Demonstration of 23Na peak separation in vivo following TmDOTP5− administration into a rat bearing a U251 tumor in the brain. (a) 1H-MRI of an axial slice displaying the anatomical tumor boundary (white outline). The 23Na-MRSI is overlaid on top of the 1H-MRI. Candidate voxels (b) inside and (c) outside the tumor are indicated (yellow boxes). Before TmDOTP5− delivery, a single 23Na peak was observed at 0 ppm, corresponding to total sodium (Na+T), both inside and outside the tumor (black spectra). Following TmDOTP5− delivery, compartmental peak separation was achieved to varying extents throughout the brain (blue spectra). (b) Within the tumor, this separation was most pronounced due to a compromised blood–brain barrier (BBB), which permits substantial accumulation of TmDOTP5− in the extracellular space. (c) Outside of the tumor, such a high degree of extravasation would not be possible, but some shifting is still observed. The TmDOTP5− distribution in the brain warrants labeling the most shifted peak as blood sodium (Na+b), which occurred consistently around 2 ppm. The unshifted peak, which has no access to TmDOTP5−, is intracellular sodium (Na+i). The intermediate peak, therefore, is extracellular sodium (Na+e), which is shifted more inside the tumor than outside in healthy tissue.

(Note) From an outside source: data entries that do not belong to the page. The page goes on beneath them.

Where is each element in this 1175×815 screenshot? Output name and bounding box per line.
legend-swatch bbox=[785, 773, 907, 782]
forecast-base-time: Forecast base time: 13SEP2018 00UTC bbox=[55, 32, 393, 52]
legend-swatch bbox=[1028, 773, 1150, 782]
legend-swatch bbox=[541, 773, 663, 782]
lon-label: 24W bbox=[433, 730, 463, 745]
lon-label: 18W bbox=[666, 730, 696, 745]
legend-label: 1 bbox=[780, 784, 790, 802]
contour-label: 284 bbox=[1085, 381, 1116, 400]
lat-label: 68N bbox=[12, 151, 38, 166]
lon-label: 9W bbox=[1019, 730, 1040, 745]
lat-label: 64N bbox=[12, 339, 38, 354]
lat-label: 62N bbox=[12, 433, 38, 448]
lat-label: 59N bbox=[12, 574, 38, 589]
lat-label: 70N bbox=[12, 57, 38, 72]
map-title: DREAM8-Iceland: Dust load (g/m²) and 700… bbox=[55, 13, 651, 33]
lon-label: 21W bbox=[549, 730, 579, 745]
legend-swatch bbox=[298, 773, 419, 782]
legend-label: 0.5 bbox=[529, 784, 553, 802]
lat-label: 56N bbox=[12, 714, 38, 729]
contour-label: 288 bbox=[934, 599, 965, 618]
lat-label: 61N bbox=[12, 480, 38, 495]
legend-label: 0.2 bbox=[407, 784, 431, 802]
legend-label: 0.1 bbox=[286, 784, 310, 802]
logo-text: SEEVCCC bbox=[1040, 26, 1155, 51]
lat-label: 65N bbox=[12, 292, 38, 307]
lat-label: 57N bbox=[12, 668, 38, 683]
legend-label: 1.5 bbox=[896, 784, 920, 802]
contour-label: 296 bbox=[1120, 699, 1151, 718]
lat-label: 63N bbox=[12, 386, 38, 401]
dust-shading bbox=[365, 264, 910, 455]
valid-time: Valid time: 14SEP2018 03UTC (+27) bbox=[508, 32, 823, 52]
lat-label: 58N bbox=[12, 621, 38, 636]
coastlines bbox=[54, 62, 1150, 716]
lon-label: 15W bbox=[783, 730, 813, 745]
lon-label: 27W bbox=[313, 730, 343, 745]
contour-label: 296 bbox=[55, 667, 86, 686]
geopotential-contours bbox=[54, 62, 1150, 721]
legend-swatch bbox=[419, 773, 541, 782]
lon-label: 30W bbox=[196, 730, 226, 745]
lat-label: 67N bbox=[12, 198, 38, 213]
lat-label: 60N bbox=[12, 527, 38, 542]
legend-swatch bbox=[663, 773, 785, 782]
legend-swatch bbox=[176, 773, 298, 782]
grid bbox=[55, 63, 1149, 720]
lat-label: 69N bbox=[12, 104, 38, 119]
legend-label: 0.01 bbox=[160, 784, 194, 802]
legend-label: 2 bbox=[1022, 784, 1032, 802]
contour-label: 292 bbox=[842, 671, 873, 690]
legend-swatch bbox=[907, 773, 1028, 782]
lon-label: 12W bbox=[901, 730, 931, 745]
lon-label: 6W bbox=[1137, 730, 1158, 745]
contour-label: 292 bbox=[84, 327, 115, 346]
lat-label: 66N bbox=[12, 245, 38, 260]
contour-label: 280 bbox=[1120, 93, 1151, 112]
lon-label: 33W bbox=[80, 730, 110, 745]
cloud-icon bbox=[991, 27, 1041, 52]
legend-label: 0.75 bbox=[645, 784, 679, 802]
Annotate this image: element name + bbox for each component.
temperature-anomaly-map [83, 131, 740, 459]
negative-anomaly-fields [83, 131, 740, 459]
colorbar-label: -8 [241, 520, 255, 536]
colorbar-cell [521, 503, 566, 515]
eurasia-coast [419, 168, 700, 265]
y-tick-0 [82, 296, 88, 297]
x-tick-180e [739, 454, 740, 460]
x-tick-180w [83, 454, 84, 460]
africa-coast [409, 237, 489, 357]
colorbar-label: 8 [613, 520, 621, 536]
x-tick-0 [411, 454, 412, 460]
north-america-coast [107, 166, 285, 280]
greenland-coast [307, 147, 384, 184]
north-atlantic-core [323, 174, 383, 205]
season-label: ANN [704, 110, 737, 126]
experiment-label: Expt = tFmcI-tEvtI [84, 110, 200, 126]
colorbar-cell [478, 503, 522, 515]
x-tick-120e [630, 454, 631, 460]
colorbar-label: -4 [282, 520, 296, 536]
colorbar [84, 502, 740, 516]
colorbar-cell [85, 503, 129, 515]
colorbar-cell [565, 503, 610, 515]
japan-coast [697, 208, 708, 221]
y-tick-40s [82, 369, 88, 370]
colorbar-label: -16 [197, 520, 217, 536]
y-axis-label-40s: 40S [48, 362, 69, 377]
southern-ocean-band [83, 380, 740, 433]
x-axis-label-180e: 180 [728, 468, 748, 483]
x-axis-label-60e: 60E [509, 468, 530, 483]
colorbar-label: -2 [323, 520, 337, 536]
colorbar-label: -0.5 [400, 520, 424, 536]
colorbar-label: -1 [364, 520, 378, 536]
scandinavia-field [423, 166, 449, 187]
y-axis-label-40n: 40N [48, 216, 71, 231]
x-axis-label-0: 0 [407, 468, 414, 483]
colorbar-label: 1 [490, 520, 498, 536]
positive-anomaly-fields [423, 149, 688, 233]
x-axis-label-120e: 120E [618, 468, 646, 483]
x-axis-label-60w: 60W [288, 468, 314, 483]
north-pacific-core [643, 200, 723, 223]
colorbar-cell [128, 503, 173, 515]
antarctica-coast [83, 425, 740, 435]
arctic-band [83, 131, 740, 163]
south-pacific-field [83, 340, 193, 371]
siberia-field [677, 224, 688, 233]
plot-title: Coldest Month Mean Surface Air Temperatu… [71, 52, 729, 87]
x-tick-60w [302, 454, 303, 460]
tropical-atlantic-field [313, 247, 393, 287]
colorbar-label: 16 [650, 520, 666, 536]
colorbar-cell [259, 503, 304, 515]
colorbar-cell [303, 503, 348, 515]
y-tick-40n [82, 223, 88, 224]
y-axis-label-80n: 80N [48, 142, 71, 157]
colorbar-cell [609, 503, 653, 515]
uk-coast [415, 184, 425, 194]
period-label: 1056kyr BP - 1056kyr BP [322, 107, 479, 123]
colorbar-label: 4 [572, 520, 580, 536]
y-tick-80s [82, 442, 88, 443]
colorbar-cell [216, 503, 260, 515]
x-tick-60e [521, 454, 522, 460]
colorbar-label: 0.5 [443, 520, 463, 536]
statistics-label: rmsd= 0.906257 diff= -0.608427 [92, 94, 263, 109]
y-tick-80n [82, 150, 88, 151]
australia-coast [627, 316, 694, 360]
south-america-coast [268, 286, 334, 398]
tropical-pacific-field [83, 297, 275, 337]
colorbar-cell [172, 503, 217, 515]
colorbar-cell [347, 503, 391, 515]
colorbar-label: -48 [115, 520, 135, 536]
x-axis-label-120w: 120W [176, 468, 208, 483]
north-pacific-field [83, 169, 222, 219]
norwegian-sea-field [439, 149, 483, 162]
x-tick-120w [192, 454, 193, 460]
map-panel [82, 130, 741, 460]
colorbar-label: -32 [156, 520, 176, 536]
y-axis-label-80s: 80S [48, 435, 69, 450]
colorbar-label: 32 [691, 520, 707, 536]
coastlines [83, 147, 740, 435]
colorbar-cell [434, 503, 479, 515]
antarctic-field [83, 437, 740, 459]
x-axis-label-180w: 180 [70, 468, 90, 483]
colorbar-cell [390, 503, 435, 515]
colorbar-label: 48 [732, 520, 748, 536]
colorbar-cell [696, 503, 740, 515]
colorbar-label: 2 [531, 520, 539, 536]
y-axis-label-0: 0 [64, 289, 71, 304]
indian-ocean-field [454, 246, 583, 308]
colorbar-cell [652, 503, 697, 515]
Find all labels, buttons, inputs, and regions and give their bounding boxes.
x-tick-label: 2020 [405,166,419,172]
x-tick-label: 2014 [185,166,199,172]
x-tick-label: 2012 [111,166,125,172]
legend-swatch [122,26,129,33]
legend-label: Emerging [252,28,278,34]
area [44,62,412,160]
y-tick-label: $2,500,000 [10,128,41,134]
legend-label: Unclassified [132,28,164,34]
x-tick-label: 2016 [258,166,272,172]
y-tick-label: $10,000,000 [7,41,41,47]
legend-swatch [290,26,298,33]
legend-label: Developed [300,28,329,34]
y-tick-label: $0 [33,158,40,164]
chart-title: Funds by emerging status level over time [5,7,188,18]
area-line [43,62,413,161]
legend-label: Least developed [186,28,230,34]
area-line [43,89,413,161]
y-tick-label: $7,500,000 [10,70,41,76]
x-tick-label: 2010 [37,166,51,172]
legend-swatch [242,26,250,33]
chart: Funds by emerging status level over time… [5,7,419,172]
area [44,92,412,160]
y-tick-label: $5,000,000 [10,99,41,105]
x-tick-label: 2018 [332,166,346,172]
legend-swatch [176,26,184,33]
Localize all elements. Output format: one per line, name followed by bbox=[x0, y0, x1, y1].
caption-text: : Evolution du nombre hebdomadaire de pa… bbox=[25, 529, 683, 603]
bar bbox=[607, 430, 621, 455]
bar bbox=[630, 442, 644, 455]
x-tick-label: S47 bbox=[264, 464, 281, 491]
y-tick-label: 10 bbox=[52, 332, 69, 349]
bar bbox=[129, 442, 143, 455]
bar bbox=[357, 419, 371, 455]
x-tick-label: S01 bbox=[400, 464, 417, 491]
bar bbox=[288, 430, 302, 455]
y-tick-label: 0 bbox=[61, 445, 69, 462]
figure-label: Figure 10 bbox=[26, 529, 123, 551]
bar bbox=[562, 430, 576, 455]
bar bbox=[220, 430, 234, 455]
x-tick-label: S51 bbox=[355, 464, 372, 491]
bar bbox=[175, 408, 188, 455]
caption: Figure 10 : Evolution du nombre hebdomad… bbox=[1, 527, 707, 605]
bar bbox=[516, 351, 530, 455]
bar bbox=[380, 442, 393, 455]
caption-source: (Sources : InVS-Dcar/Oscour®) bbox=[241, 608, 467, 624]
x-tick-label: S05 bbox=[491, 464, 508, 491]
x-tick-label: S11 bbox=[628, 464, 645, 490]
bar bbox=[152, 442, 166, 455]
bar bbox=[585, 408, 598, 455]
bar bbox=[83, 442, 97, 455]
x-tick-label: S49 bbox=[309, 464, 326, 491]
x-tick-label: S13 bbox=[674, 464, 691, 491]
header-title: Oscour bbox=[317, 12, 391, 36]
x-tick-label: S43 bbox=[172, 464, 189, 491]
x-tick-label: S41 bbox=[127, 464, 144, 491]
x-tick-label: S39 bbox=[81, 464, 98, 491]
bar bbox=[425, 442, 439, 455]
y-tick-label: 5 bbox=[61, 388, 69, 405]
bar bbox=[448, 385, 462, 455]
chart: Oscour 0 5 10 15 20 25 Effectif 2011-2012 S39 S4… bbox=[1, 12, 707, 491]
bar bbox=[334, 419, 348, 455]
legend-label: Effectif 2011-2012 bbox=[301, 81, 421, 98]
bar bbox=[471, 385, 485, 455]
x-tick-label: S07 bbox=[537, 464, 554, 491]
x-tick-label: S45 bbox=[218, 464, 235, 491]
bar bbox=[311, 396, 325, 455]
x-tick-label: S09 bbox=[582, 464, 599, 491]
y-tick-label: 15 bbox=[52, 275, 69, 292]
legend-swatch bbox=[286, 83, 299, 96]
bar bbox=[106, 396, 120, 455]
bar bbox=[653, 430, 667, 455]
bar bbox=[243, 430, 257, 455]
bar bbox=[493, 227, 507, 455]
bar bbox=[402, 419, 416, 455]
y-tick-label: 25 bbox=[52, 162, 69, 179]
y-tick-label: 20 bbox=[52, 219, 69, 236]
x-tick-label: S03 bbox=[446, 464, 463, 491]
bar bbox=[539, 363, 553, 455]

Similar spectroscopic patterns are observed throughout all voxels in vivo. See Figure S2 for a slice below the present. (d) In vitro analysis of blood samples from the tumor-bearing rat show that the 23Na blood peak occurred around 2 ppm, which coincided with the most-shifted peak we observed in tumor voxels. This confirmed that the most-shifted peak in the observed 23Na spectra after TmDOTP5- comes from blood. All spectra were magnitude-corrected and line-broadened by 10 Hz.